If we break above the top of the candlestick for the trading session on Friday, that would be a bullish sign that could send this market back towards the recent highs. After that, the market could go looking to the $50,000 level which is the next large, round, psychologically significant figure. The $50,000 level will attract a lot of headline attention, and I think a lot of profit-taking could take place in that general vicinity.
Furthermore, if we were to break above the $51,000 level, it could open up fresh buying, perhaps in a bit of a “FOMO move.” The market has been a bit noisy over the last couple of days, but it is starting to look very much like a market that has broken out, pulled back to retest the previous resistance area, and now might be willing to go higher.
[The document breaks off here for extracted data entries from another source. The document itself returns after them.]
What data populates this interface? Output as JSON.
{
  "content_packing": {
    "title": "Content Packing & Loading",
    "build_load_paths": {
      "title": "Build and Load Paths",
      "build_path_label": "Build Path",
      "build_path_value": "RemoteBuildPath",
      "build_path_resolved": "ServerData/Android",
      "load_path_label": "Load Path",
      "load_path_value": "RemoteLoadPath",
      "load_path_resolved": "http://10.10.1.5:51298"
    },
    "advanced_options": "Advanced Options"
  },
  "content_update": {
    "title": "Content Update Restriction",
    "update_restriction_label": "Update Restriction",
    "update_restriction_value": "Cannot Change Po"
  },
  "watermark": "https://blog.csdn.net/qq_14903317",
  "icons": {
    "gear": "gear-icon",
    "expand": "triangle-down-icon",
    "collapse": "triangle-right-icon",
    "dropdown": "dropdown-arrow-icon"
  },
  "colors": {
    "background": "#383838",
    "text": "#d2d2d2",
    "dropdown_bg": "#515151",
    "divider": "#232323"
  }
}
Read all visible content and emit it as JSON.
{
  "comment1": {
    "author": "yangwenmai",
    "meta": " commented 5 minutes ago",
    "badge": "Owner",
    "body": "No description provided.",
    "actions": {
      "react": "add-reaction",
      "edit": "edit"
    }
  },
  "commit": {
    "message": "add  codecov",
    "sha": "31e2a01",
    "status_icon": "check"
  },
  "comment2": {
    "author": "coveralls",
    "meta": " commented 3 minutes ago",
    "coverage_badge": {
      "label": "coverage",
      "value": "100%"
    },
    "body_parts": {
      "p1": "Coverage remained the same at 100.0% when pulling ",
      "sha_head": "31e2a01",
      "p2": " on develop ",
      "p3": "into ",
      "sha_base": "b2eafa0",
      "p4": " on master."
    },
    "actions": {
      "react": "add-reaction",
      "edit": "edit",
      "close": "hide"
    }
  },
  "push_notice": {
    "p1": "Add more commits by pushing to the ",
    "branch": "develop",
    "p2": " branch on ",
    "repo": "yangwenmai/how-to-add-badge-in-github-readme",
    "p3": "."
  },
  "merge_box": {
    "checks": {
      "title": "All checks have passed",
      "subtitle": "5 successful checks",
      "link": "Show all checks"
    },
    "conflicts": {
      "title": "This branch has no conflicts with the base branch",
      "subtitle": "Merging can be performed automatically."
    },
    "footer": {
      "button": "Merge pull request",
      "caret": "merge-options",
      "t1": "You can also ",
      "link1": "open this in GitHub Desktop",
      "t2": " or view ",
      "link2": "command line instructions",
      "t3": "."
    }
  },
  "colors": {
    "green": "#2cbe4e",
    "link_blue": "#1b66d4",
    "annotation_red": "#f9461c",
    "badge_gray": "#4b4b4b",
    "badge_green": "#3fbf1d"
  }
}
That being said, if we were to break down below the 200 Day EMA, it is likely that we could go looking to the 50 Day EMA, maybe even down to the $40,000 level.
If we were to break down below the $40,000 level, then it would be a very negative sign, perhaps opening up the possibility of a move down to the $35,000 level, which would then open up the floodgates. That does not look as likely now, and you could even make the argument that we have just broken out of a major “W pattern”, although it is a bit complex. As things stand right now, it looks as if crypto is trying to make its way back, but keep in mind that there are still a lot of fears out there that people will have to deal with, and we could see a “risk-off” move happen relatively soon.